Pour une AG en visioconférence valide, plusieurs conditions techniques et juridiques sont impératives :

  • Information et accès : La convocation doit préciser les modalités pratiques de connexion (lien, logiciel). Le syndic doit s’assurer que les moyens techniques choisis (comme ZoomMicrosoft Teams, ou des solutions spécialisées comme ShareVote) garantissent l’identification des participants, la continuité et la qualité de la transmission, et la confidentialité des débats.
  • Droit à la parole : Le système doit permettre à chaque copropriétaire connecté de pouvoir prendre la parole, dans le respect du règlement intérieur.
  • Tenue d’un feuille de présence : Le président doit établir une feuille de présence électronique, attestant de l’identité des participants et de leur capacité à suivre les débats.
  • Secrétariat de séance : La désignation d’un secrétaire de séance pour rédiger le procès-verbal est tout aussi nécessaire.

Un des avantages majeurs est la possibilité de combiner les modalités : une AG peut être tenue à la fois en présentiel et en visioconférence, maximisant ainsi la participation. Des syndics professionnels comme NexityGestion France Conseil ou Citya ont intégré ces outils dans leur offre de service.

FAQ : Vos questions sur les AG à distance

Q : Un copropriétaire peut-il voter par mail ?
R : Non, pas par simple email. Le vote nécessite un support assurant l’identité du votant et l’intégrité du bulletin. Seul un système de vote électronique sécurisé, si le règlement de copropriété le prévoit, est acceptable. Sinon, la voie postale reste la norme.
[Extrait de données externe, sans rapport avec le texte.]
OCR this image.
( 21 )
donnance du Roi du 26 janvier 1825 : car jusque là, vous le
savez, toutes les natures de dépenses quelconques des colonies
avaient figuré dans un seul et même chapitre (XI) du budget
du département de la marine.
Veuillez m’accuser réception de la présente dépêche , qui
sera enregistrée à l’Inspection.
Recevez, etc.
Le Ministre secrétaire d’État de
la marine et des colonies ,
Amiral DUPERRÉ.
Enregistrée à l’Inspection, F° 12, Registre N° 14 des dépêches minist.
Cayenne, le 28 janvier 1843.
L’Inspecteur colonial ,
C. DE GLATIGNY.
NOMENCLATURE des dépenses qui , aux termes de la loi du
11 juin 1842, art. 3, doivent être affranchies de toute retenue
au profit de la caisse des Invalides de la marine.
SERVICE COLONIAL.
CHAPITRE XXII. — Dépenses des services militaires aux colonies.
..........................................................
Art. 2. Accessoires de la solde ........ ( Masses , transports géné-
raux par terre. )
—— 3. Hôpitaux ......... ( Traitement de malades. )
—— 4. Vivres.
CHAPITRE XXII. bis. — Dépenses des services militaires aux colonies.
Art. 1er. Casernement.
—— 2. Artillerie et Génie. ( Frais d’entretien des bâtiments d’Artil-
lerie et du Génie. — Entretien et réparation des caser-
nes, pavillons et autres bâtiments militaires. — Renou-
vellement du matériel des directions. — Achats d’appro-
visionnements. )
Q : Qui paie les frais de connexion internet pour une AG en visioconférence ?
R : Chaque copropriétaire supporte ses propres frais d’accès à internet. Les frais liés à la plateforme de visioconférence (abonnement) sont, eux, à la charge du syndicat et font partie des frais de gestion.

Q : Peut-on imposer la visioconférence à un copropriétaire qui n’est pas à l’aise avec le numérique ?
R : Non. La convocation doit toujours offrir une alternative, au minimum le vote par correspondance. Priver un copropriétaire de son droit de vote en raison d’une fracture numérique serait illégal.
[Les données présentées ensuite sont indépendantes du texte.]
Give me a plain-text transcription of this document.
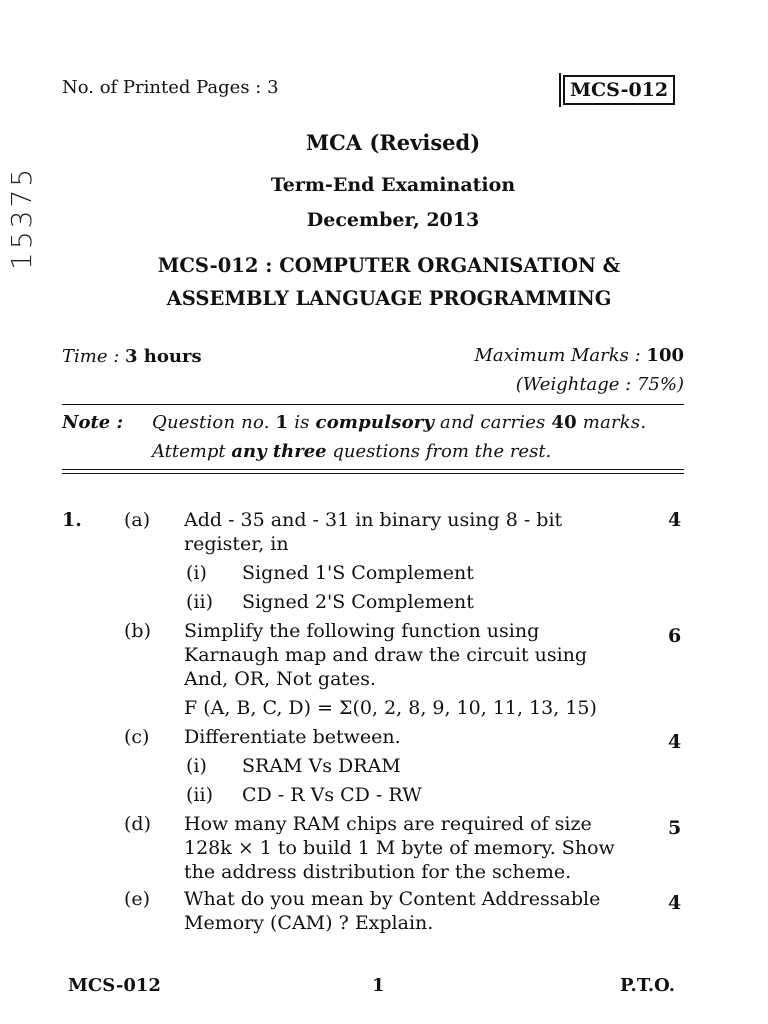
No. of Printed Pages : 3	MCS-012
15375
MCA (Revised)
Term-End Examination
December, 2013
MCS-012 : COMPUTER ORGANISATION &
ASSEMBLY LANGUAGE PROGRAMMING
Time : 3 hours	Maximum Marks : 100
(Weightage : 75%)
Note : Question no. 1 is compulsory and carries 40 marks.
Attempt any three questions from the rest.
1. (a) Add - 35 and - 31 in binary using 8 - bit
register, in
4
(i) Signed 1'S Complement
(ii) Signed 2'S Complement
(b) Simplify the following function using
Karnaugh map and draw the circuit using
And, OR, Not gates.
F (A, B, C, D) = Σ(0, 2, 8, 9, 10, 11, 13, 15)
6
(c) Differentiate between.	4
(i) SRAM Vs DRAM
(ii) CD - R Vs CD - RW
(d) How many RAM chips are required of size
128k × 1 to build 1 M byte of memory. Show
the address distribution for the scheme.
5
(e) What do you mean by Content Addressable
Memory (CAM) ? Explain.
4
MCS-012	1	P.T.O.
Q : Les décisions urgentes peuvent-elles être prises en AG à distance ?
R : Oui, absolument. Toutes les décisions relevant des compétences de l’AG peuvent être prises via ces modalités, sous réserve du respect des règles de convocation et de majorité.

Q : Comment s’assurer de la validité des décisions prises à distance ?
R : En confiant l’organisation à un syndic professionnel expérimenté, en suivant scrupuleusement les procédures légales, et en faisant constater par huissier le bon déroulement des opérations si le sujet est très sensible (travaux lourds, changement de syndic).
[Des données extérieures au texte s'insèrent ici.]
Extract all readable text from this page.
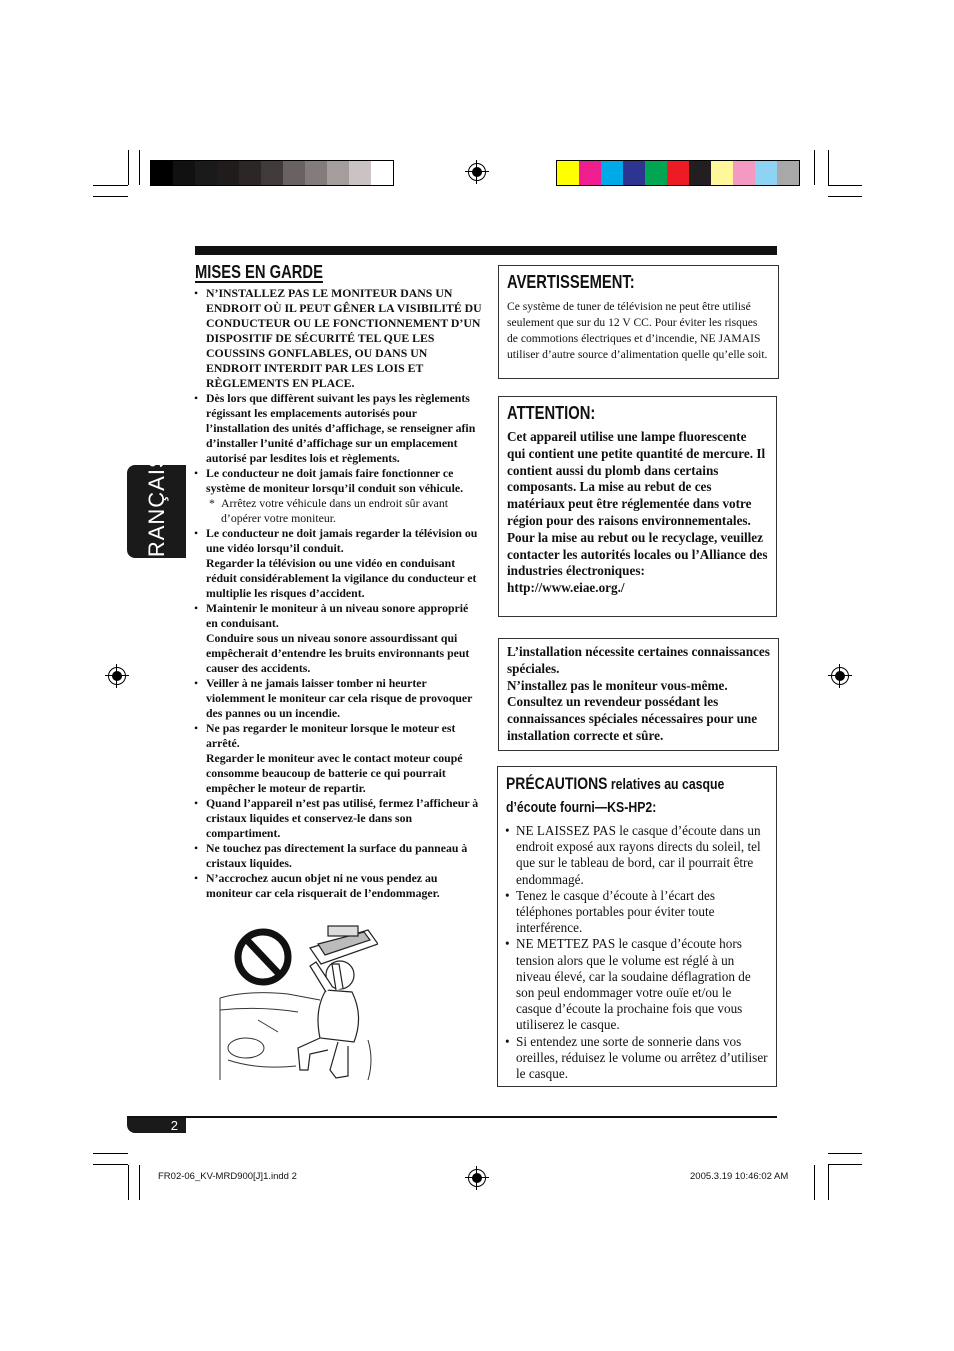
FRANÇAIS
MISES EN GARDE
• N’INSTALLEZ PAS LE MONITEUR DANS UN ENDROIT OÙ IL PEUT GÊNER LA VISIBILITÉ DU CONDUCTEUR OU LE FONCTIONNEMENT D’UN DISPOSITIF DE SÉCURITÉ TEL QUE LES COUSSINS GONFLABLES, OU DANS UN ENDROIT INTERDIT PAR LES LOIS ET RÈGLEMENTS EN PLACE.
• Dès lors que diffèrent suivant les pays les règlements régissant les emplacements autorisés pour l’installation des unités d’affichage, se renseigner afin d’installer l’unité d’affichage sur un emplacement autorisé par lesdites lois et règlements.
• Le conducteur ne doit jamais faire fonctionner ce système de moniteur lorsqu’il conduit son véhicule.
* Arrêtez votre véhicule dans un endroit sûr avant d’opérer votre moniteur.
• Le conducteur ne doit jamais regarder la télévision ou une vidéo lorsqu’il conduit.
Regarder la télévision ou une vidéo en conduisant réduit considérablement la vigilance du conducteur et multiplie les risques d’accident.
• Maintenir le moniteur à un niveau sonore approprié en conduisant.
Conduire sous un niveau sonore assourdissant qui empêcherait d’entendre les bruits environnants peut causer des accidents.
• Veiller à ne jamais laisser tomber ni heurter violemment le moniteur car cela risque de provoquer des pannes ou un incendie.
• Ne pas regarder le moniteur lorsque le moteur est arrêté.
Regarder le moniteur avec le contact moteur coupé consomme beaucoup de batterie ce qui pourrait empêcher le moteur de repartir.
• Quand l’appareil n’est pas utilisé, fermez l’afficheur à cristaux liquides et conservez-le dans son compartiment.
• Ne touchez pas directement la surface du panneau à cristaux liquides.
• N’accrochez aucun objet ni ne vous pendez au moniteur car cela risquerait de l’endommager.
AVERTISSEMENT:
Ce système de tuner de télévision ne peut être utilisé seulement que sur du 12 V CC. Pour éviter les risques de commotions électriques et d’incendie, NE JAMAIS utiliser d’autre source d’alimentation quelle qu’elle soit.
ATTENTION:
Cet appareil utilise une lampe fluorescente qui contient une petite quantité de mercure. Il contient aussi du plomb dans certains composants. La mise au rebut de ces matériaux peut être réglementée dans votre région pour des raisons environnementales.
Pour la mise au rebut ou le recyclage, veuillez contacter les autorités locales ou l’Alliance des industries électroniques:
http://www.eiae.org./
L’installation nécessite certaines connaissances spéciales.
N’installez pas le moniteur vous-même. Consultez un revendeur possédant les connaissances spéciales nécessaires pour une installation correcte et sûre.
PRÉCAUTIONS relatives au casque
d’écoute fourni—KS-HP2:
• NE LAISSEZ PAS le casque d’écoute dans un endroit exposé aux rayons directs du soleil, tel que sur le tableau de bord, car il pourrait être endommagé.
• Tenez le casque d’écoute à l’écart des téléphones portables pour éviter toute interférence.
• NE METTEZ PAS le casque d’écoute hors tension alors que le volume est réglé à un niveau élevé, car la soudaine déflagration de son peul endommager votre ouïe et/ou le casque d’écoute la prochaine fois que vous utiliserez le casque.
• Si entendez une sorte de sonnerie dans vos oreilles, réduisez le volume ou arrêtez d’utiliser le casque.
2
FR02-06_KV-MRD900[J]1.indd 2	2005.3.19 10:46:02 AM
L’assemblée générale à distance, qu’elle soit par correspondance ou en visioconférence, est bien plus qu’un pis-aller en période de crise. C’est une évolution majeure vers une démocratie copropriétaire plus inclusive, plus flexible et plus adaptée aux rythmes de vie contemporains. 🖥️📬 Elle permet de booster la participation, de faciliter la prise de décision et, in fine, de dynamiser la gestion de l’immeuble. Cependant, cette modernité ne s’improvise pas. Elle exige une rigueur procédurale accrue, une maîtrise technique et une transparence irréprochable de la part du syndic. Pour les copropriétaires, c’est une opportunité de reprendre une place active dans la vie de leur résidence, sans contrainte géographique. Alors, à la prochaine convocation, n’oubliez pas : votre voix compte, même à distance. « Connectés pour décider, unis pour faire avancer. » Adoptez le réflexe digital pour une copropriété qui avance avec son temps.